あれから海の家で何をすることもなく夕方までブラブラを繰り返し、旅館に戻った俺たちは幸村部長の温泉発言でテンションが上がる。丸井先輩と幸村部長の横を通り過ぎて着替えを片手に部屋を出る。先輩らには悪いッスけど一番は俺のもんっすよ!

「待ちんしゃい」
「ぶべっ!」
「仁王ナイス!」
「仁王せんぱ…」
「悪いが…、一番は俺のもんぜよ!」

部屋を出たら勝ちだと思っていたがもう一人やっかいな先輩を忘れていた。足をかけられ、顔面からダイブ。なんかすげぇ滑ってね?一メートルは滑ってね?すっげぇ皮膚が痛いんだけど。
顔をおさえながら体を起こせば仁王先輩が丁度俺の横を走り抜けた。

「ふはははは、ブンちゃん、幸村、赤也すまんのぉ!」

普段ならあり得ないテンションで仁王先輩は高笑いをしながら一度も振り返らずに行ってしまった。俺も遅れをとってはならないと急いで立ち上がる。

「仁王先輩ちょ、ぶべっ」
「ちっくしょおお!」
「丸井せん…いでっ」
「あそこまで高笑いされると闘争心が燃えるよね」
「幸村ぶちょ…」
「お先」

わざわざ、わざわざ俺を踏みつけて仁王先輩を追う幸村部長と丸井先輩はもはやただの中学生にしか見えない。うんまぁ中学生だけど。
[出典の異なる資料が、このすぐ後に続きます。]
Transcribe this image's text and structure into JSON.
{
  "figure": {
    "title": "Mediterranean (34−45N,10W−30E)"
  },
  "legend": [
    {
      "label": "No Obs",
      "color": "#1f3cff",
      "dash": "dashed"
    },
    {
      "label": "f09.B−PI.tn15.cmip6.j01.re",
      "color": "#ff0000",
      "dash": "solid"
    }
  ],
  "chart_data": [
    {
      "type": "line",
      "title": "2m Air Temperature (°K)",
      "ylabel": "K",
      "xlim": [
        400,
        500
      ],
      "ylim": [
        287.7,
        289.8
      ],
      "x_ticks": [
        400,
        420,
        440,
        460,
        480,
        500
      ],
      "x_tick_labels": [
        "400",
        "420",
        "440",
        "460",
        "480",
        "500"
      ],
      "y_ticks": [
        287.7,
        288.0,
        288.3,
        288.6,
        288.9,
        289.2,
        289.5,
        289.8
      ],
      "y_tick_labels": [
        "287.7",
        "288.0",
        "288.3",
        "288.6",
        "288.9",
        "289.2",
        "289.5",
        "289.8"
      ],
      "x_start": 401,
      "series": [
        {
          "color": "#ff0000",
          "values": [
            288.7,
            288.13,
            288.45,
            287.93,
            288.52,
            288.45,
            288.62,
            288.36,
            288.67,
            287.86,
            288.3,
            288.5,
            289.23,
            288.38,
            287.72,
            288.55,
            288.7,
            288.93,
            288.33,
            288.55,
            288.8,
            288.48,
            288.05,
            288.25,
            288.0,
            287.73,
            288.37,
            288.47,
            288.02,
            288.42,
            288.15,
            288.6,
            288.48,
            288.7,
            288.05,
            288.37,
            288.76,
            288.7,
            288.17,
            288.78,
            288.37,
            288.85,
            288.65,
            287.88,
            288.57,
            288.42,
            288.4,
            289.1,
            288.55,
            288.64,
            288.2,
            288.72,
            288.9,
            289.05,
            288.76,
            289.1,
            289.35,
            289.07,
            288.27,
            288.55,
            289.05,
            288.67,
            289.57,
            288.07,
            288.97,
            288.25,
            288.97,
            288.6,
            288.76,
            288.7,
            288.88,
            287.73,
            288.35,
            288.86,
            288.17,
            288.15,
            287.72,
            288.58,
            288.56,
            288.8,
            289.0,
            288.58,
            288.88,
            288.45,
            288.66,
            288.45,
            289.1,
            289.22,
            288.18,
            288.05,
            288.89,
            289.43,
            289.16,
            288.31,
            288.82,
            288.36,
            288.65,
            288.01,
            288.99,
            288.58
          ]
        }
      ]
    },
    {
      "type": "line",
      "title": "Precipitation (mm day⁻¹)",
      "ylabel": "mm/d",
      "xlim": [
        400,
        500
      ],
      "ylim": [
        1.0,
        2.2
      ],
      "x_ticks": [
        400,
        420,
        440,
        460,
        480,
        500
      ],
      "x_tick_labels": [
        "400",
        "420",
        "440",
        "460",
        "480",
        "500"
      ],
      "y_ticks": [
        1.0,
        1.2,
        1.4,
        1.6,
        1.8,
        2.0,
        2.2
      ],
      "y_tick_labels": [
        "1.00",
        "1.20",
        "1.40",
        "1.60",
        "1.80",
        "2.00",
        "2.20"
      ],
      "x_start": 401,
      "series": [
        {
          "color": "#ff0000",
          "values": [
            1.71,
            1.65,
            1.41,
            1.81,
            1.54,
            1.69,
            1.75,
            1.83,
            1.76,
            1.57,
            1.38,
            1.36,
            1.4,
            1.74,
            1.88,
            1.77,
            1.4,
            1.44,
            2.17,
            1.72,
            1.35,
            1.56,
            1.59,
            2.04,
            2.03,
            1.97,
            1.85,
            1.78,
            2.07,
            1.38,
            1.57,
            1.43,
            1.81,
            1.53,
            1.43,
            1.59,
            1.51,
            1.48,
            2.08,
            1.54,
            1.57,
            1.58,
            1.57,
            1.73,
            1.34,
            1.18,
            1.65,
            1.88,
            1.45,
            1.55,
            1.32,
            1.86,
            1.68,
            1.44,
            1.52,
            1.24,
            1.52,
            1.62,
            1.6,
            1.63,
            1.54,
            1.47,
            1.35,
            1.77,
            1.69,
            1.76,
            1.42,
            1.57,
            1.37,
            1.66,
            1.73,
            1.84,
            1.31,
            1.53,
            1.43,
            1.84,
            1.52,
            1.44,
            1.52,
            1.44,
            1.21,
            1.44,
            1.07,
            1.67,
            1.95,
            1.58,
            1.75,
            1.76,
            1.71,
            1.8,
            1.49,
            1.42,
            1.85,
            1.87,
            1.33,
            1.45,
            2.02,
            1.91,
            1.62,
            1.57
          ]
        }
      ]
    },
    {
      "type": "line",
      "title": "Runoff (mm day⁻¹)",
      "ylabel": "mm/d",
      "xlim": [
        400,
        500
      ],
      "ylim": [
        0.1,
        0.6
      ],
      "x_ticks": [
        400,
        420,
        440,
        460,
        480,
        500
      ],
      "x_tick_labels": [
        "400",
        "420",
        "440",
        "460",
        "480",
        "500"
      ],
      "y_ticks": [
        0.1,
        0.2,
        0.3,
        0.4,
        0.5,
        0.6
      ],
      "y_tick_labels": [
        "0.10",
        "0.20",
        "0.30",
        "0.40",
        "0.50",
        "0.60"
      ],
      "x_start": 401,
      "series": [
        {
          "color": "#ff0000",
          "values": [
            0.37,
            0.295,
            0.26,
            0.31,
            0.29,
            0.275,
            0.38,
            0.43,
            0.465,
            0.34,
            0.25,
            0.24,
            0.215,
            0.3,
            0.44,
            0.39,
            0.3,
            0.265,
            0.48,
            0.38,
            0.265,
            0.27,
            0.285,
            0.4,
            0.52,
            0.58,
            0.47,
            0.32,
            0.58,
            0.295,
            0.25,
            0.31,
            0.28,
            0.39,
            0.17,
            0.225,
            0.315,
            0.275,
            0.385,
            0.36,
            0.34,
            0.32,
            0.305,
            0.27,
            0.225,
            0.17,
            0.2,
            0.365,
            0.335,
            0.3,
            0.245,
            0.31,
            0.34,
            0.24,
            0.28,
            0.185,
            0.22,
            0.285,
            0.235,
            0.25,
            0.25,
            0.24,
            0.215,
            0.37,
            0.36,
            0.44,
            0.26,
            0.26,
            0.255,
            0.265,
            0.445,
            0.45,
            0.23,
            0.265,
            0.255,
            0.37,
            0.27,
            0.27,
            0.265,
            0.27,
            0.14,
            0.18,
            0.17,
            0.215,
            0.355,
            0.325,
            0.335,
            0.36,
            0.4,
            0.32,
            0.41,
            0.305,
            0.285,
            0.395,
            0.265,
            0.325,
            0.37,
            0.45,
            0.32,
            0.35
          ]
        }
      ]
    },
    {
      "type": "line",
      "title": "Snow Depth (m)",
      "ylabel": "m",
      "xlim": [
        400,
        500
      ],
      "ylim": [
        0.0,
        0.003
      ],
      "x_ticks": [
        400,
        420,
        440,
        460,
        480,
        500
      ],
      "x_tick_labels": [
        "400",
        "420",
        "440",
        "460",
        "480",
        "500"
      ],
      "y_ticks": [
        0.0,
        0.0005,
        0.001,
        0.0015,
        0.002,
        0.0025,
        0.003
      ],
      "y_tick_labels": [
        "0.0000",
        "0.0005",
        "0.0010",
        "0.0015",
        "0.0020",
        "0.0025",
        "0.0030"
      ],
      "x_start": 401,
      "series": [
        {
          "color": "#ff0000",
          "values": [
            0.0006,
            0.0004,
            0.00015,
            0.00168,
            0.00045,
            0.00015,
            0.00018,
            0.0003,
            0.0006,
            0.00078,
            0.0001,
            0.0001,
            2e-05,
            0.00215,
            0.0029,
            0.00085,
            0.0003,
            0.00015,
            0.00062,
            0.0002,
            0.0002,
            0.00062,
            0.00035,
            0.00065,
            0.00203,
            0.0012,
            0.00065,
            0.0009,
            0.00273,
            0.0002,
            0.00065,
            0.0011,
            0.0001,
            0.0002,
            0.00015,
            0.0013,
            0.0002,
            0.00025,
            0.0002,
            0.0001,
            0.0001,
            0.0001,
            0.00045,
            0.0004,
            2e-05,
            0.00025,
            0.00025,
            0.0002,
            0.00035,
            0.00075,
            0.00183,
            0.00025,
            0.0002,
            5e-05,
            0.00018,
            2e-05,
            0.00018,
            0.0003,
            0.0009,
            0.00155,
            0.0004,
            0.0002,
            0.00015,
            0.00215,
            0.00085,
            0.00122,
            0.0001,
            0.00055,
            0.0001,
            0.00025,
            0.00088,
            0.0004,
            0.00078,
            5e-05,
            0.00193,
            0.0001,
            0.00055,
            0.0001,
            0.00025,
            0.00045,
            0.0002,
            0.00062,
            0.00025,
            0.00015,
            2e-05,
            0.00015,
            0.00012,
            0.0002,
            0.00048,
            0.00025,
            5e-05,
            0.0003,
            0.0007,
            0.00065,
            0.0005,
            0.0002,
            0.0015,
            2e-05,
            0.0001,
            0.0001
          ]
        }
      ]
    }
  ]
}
結局、一番は仁王先輩で次に幸村部長、丸井先輩に最後は可哀想な俺。

「温泉で泳ぐって漫画で見たんスけど、そんなに広くないんスね」
「漫画だからだろぃ」
「漫画だからね」
「漫画じゃからのう」

あー疲れた。今日は朝から仁王先輩は遅刻するし、結局クーラーに当たってないし、海には入れなかったし。
ため息をはいて海に反射している夕日を見ればでもやっぱり来てよかったとも思える。

「仁王、髪の毛どっちが早く洗えるか勝負しようぜぃ!」
「また負けても知らんぜよ」
「てめぇ、俺がどれだけ光速で洗えるか知らんだろぃ」

ざばぁ と湯船から立ち上がった丸井先輩と仁王先輩に、いや早く洗ったらダメでしょ、と心の中でツッコませてもらう。残った幸村部長は湯の周りに置いてある石に頭を乗せながら俺に話しかけた。というかさっきから気になってる事があるんスけど。

「赤也今日楽しかった?」
「まぁ楽しかったっちゃあ、楽しかったスけど」
「けど?」

頼むから先輩ら、腰にタオルを巻いてほしいっす。